Spark Streaming Pulsar Receiver

Introduction

Spark Streaming Pulsar Receiver is a custom receiver which enables Apache Spark Streaming to receive data from Pulsar.

An application can receive RDD format data via Spark Streaming Pulsar Receiver and can process it variously.

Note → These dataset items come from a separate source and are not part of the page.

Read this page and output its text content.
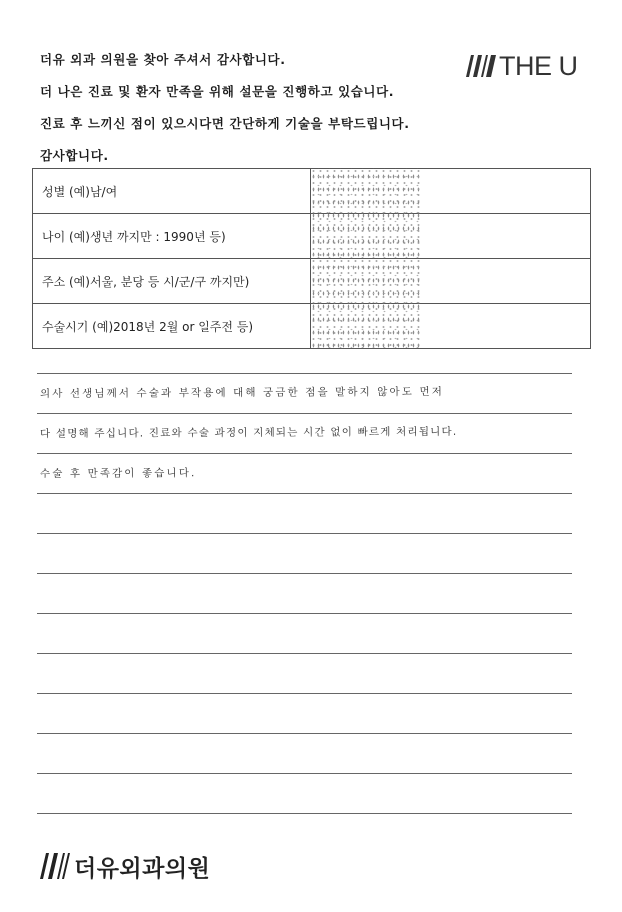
더유 외과 의원을 찾아 주셔서 감사합니다.

더 나은 진료 및 환자 만족을 위해 설문을 진행하고 있습니다.

진료 후 느끼신 점이 있으시다면 간단하게 기술을 부탁드립니다.

감사합니다.

THE U
성별 (예)남/여	
나이 (예)생년 까지만 : 1990년 등)	
주소 (예)서울, 분당 등 시/군/구 까지만)	
수술시기 (예)2018년 2월 or 일주전 등)	
의사 선생님께서 수술과 부작용에 대해 궁금한 점을 말하지 않아도 먼저
다 설명해 주십니다. 진료와 수술 과정이 지체되는 시간 없이 빠르게 처리됩니다.
수술 후 만족감이 좋습니다.
더유외과의원
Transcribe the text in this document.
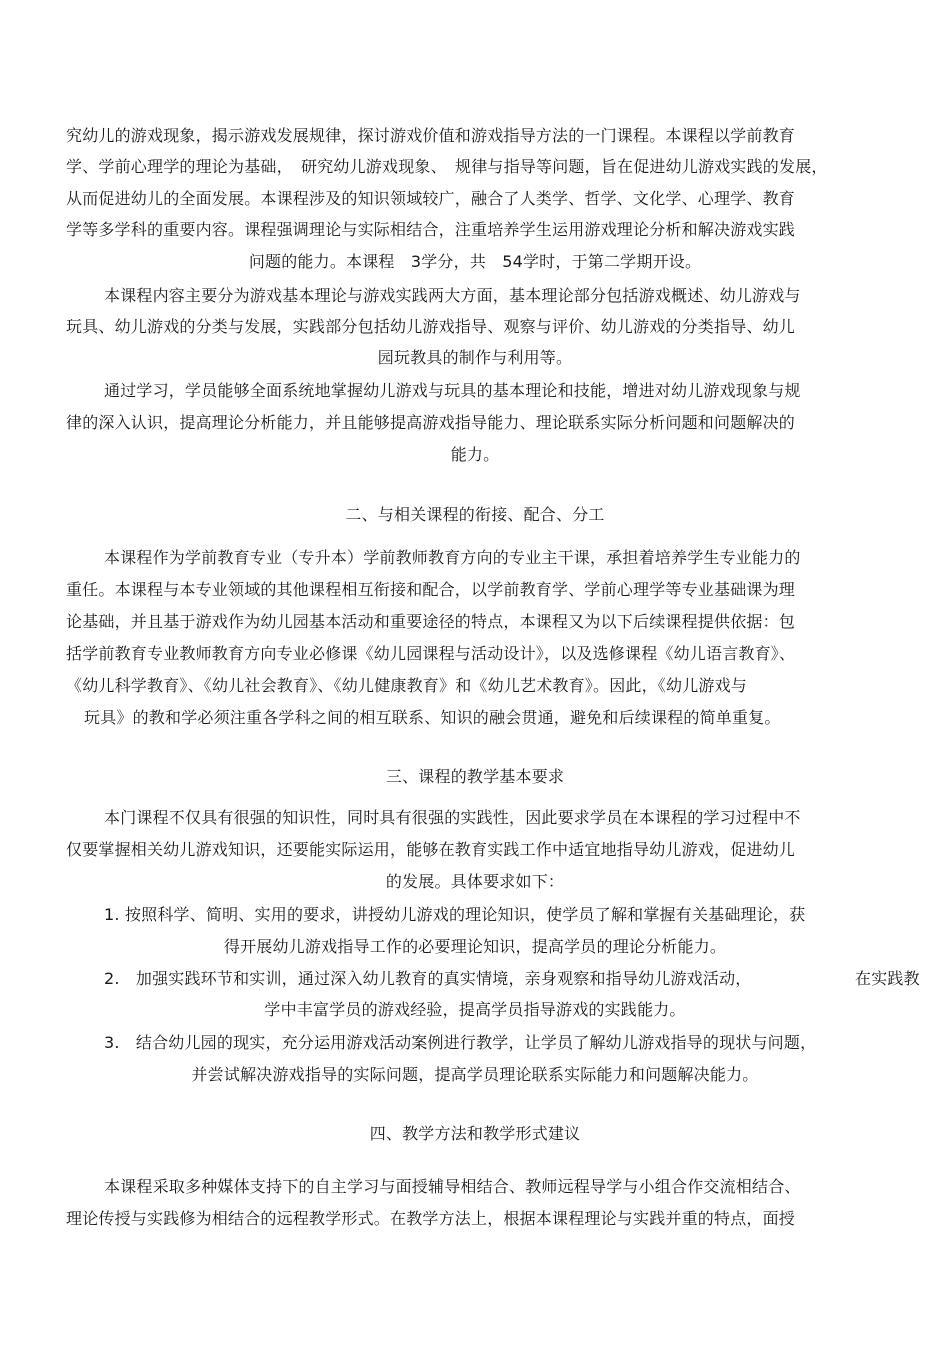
究幼儿的游戏现象，揭示游戏发展规律，探讨游戏价值和游戏指导方法的一门课程。本课程以学前教育
学、学前心理学的理论为基础，　研究幼儿游戏现象、　规律与指导等问题，旨在促进幼儿游戏实践的发展，
从而促进幼儿的全面发展。本课程涉及的知识领域较广，融合了人类学、哲学、文化学、心理学、教育
学等多学科的重要内容。课程强调理论与实际相结合，注重培养学生运用游戏理论分析和解决游戏实践
问题的能力。本课程　3学分，共　54学时，于第二学期开设。
本课程内容主要分为游戏基本理论与游戏实践两大方面，基本理论部分包括游戏概述、幼儿游戏与
玩具、幼儿游戏的分类与发展，实践部分包括幼儿游戏指导、观察与评价、幼儿游戏的分类指导、幼儿
园玩教具的制作与利用等。
通过学习，学员能够全面系统地掌握幼儿游戏与玩具的基本理论和技能，增进对幼儿游戏现象与规
律的深入认识，提高理论分析能力，并且能够提高游戏指导能力、理论联系实际分析问题和问题解决的
能力。
二、与相关课程的衔接、配合、分工
本课程作为学前教育专业（专升本）学前教师教育方向的专业主干课，承担着培养学生专业能力的
重任。本课程与本专业领域的其他课程相互衔接和配合，以学前教育学、学前心理学等专业基础课为理
论基础，并且基于游戏作为幼儿园基本活动和重要途径的特点，本课程又为以下后续课程提供依据：包
括学前教育专业教师教育方向专业必修课《幼儿园课程与活动设计》，以及选修课程《幼儿语言教育》、
《幼儿科学教育》、《幼儿社会教育》、《幼儿健康教育》和《幼儿艺术教育》。因此，《幼儿游戏与
玩具》的教和学必须注重各学科之间的相互联系、知识的融会贯通，避免和后续课程的简单重复。
三、课程的教学基本要求
本门课程不仅具有很强的知识性，同时具有很强的实践性，因此要求学员在本课程的学习过程中不
仅要掌握相关幼儿游戏知识，还要能实际运用，能够在教育实践工作中适宜地指导幼儿游戏，促进幼儿
的发展。具体要求如下：
1. 按照科学、简明、实用的要求，讲授幼儿游戏的理论知识，使学员了解和掌握有关基础理论，获
得开展幼儿游戏指导工作的必要理论知识，提高学员的理论分析能力。
2.　加强实践环节和实训，通过深入幼儿教育的真实情境，亲身观察和指导幼儿游戏活动，	在实践教
学中丰富学员的游戏经验，提高学员指导游戏的实践能力。
3.　结合幼儿园的现实，充分运用游戏活动案例进行教学，让学员了解幼儿游戏指导的现状与问题，
并尝试解决游戏指导的实际问题，提高学员理论联系实际能力和问题解决能力。
四、教学方法和教学形式建议
本课程采取多种媒体支持下的自主学习与面授辅导相结合、教师远程导学与小组合作交流相结合、
理论传授与实践修为相结合的远程教学形式。在教学方法上，根据本课程理论与实践并重的特点，面授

Using Spark Streaming Pulsar Receiver

Include dependency for Spark Streaming Pulsar Receiver:

<dependency>
  <groupId>com.yahoo.pulsar</groupId>
  <artifactId>pulsar-spark</artifactId>
  <version>${pulsar.version}</version>
</dependency>

Pass an instance of SparkStreamingPulsarReceiver to receiverStream method in JavaStreamingContext:

SparkConf conf = new SparkConf().setMaster("local[*]").setAppName("pulsar-spark");
JavaStreamingContext jssc = new JavaStreamingContext(conf, Durations.seconds(5));

ClientConfiguration clientConf = new ClientConfiguration();
ConsumerConfiguration consConf = new ConsumerConfiguration();
String url = "pulsar://localhost:6650/";
String topic = "persistent://sample/standalone/ns1/topic1";
String subs = "sub1";

JavaReceiverInputDStream<byte[]> msgs = jssc
        .receiverStream(new SparkStreamingPulsarReceiver(clientConf, consConf, url, topic, subs));

Example

You can find a complete example here. In this example, the number of messages which contain “Pulsar” string in received messages is counted.